Oh dear: a few weeks ago Wess Daniels started a Twitter discussion about the new Mac app Cardhop. In the thread he asked me about other apps which apps I find essential. I thought I’d type up something in ten minutes but then the draft post kept growing. I’m sure I still missed some. I guess I didn’t realize how particular I am about my computing environment. 🙂
Bartender
Okay, maybe it’s a bit OCD but I hate cluttered Mac menubars running along the top of my screen. This app was just rebuilt for High Sierra and is an essential tool. I have most everything hidden and have set up a keyboard shortcut (the little-used right “option” key) to toggle the full menubar icon set.
Fantastical
This is my favorite calendar app. It sits in the menubar, ready to give a beautiful agenda view with just a single tap. It can open up to a full view. Manage calendars is easy and the natural language processing is suburb.
Cardhop
Just released, this is Fantastical’s newest cousin, an app for managing contacts from Flexibits. It works with whatever you have set up for contacts on your Mac (I use Google but iCloud is fine too). Given Flexibit’s track record, and Cardhop’s resemblance to the discontinued Cobook, this is likely to be a winner for me.
Favioconographer
I’ve been a Chrome user since the week it debuted but lately I’ve been trying to switch to Safari, wanting its superior battery management and syncing of bookmarks and tabs with iOS. Many of Safari’s annoyances have lessoned as Apple itinerated with each release. There are enough extensions now that I can get by. I am, though, one of those weird people whom John Gruber identified: wannabee Safari users who really like Favicons in tabs. Fortunately, Faviconographer has come along. There are occasional oddities (floating icons, icons that don’t match site) but overall it improves the Safari experience enough to make it a win over Chrome.
1Blocker for Mac
Uses the built-in content filtering system built into Mac Safari. Good syncing with the iOS app. “Content filtering” (aka blocking) has become an important security concern and let’s face it: the web runs so much better without all the crap that some sites throw in along with their content. You can whitelist sites that respect readers. Honorable mention in Chrome or as an alternative for Safari is uBlock Origin, a great blocker (and distinct from standard uBlock, which I don’t recommend).
Karabiner-Elements
Lets you remap the generally useless Caps Lock key. I have it mapped Brett-Terpstra style so that a single click opens Spotlight search and a hold and click acts as a hyper key (imagine a shift key that you can use for any keystroke).
BetterTouchTool
Remap keys and key combinations. With Karabiner, I can use it to have Capslock‑C open a particular app, for instance.
Tunnelbear
I used to think VPNs were a luxury but with people hacking in on public Wi-Fi accounts and the loss of privacy, I’ve signed up for this easy-to-use VPN service.
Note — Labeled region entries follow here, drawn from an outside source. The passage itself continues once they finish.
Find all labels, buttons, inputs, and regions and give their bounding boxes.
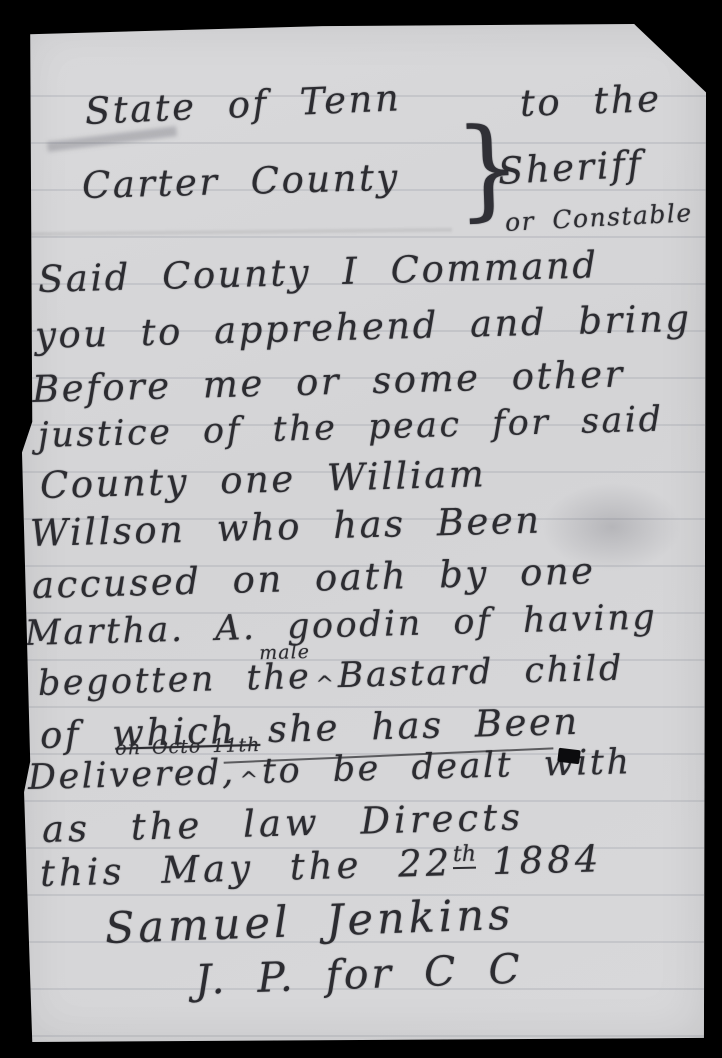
body-line-martha: Martha. A. goodin of having	[24, 597, 657, 654]
body-line-accused: accused on oath by one	[31, 549, 596, 607]
interlinear-insert-male: male	[259, 641, 310, 664]
body-line-delivered: Delivered,^to be dealt with on Octo 11th	[27, 742, 632, 799]
insertion-caret: ^	[315, 672, 334, 697]
scan-background: State of Tenn to the } Carter County She…	[0, 0, 722, 1058]
header-addressee-alt: or Constable of	[504, 196, 722, 237]
ink-blot	[557, 748, 581, 765]
signature-name: Samuel Jenkins	[104, 890, 515, 954]
body-line-command: Said County I Command	[37, 243, 599, 301]
body-line-county-one: County one William	[39, 452, 486, 507]
date-ordinal-suffix: th	[453, 842, 477, 870]
paper-crease	[22, 228, 452, 237]
header-addressee: Sheriff	[497, 142, 645, 193]
signature-title: J. P. for C C	[194, 945, 523, 1004]
begotten-pre-text: begotten the	[37, 657, 311, 704]
interlinear-insert-delivery-date: on Octo 11th	[115, 734, 261, 760]
body-line-willson: Willson who has Been	[29, 499, 542, 555]
delivered-pre-text: Delivered,	[27, 753, 236, 798]
begotten-post-text: Bastard child	[337, 649, 624, 696]
body-line-begotten: begotten the^Bastard child male	[37, 649, 624, 705]
date-year: 1884	[492, 837, 603, 883]
insertion-caret-2: ^	[239, 768, 258, 793]
header-addressee-intro: to the	[519, 77, 662, 125]
header-county-line: Carter County	[81, 156, 400, 207]
document-paper: State of Tenn to the } Carter County She…	[22, 22, 706, 1042]
header-state-line: State of Tenn	[84, 76, 402, 133]
body-line-apprehend: you to apprehend and bring	[34, 297, 692, 357]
One account can power multiple devices so my laptop and phone are secured.
Evernote
It’s been around for years. I currently have 13,000 notes stored in Evernote, including every issue of the magazine I work for going back to the mid-1950s. There was a time a few years ago when I was worried for Evernote, as it kept chasing quirky side projects as its main app got buggier and buggier. But they’ve had a shake-up, ditched the distractions and have built the service back up. Most of my projects are organized with Evernote.
Ulysses
There are a gazillion writing apps out there that combine Markdown writing syntax with minimalist interfaces (Bear, IaWriter, Byword) but Ulysses has edged its way to being my favorite, with quick syncing and ability to post directly to WordPress.
Todoist
There are also a gazillion task managers. Todoist does a good job of keeping projects that need due dates in order.
1Password
You should be using a password manager. Repeat: you should be using a password manager. 1Password is rock solid. They’ve recently changed their economic model and strongly favor subscription accounts. While I’ve tried to limit just how many auto-pulling subscriptions I have, I understand the rationale and have switched.
Airmail
A great email app for Mac and iOS that can display and sort your Gmail accounts (and others too). Almost too many options if you’re the kind to fiddle with that sort of thing but easy to get started and great with just the defaults.
Google and Apple and clouds
The Big‑G should get a shoutout: it powers the databases for my email, calendar, contacts, and photos. All my hardware has migrated over to Apple, helped in large part by the opening up of its ecosystem to third-party apps.
What’s also useful to note is that all of the data-storing services are cloud based. If my phone or laptop disappeared, I could borrow a new one and be up to speed almost immediately. Since many of these apps run on databases run by Google, I can also switch apps or even have multiple apps accessing the same information for different purposes. There’s a real freedom to the app ecosystem these days.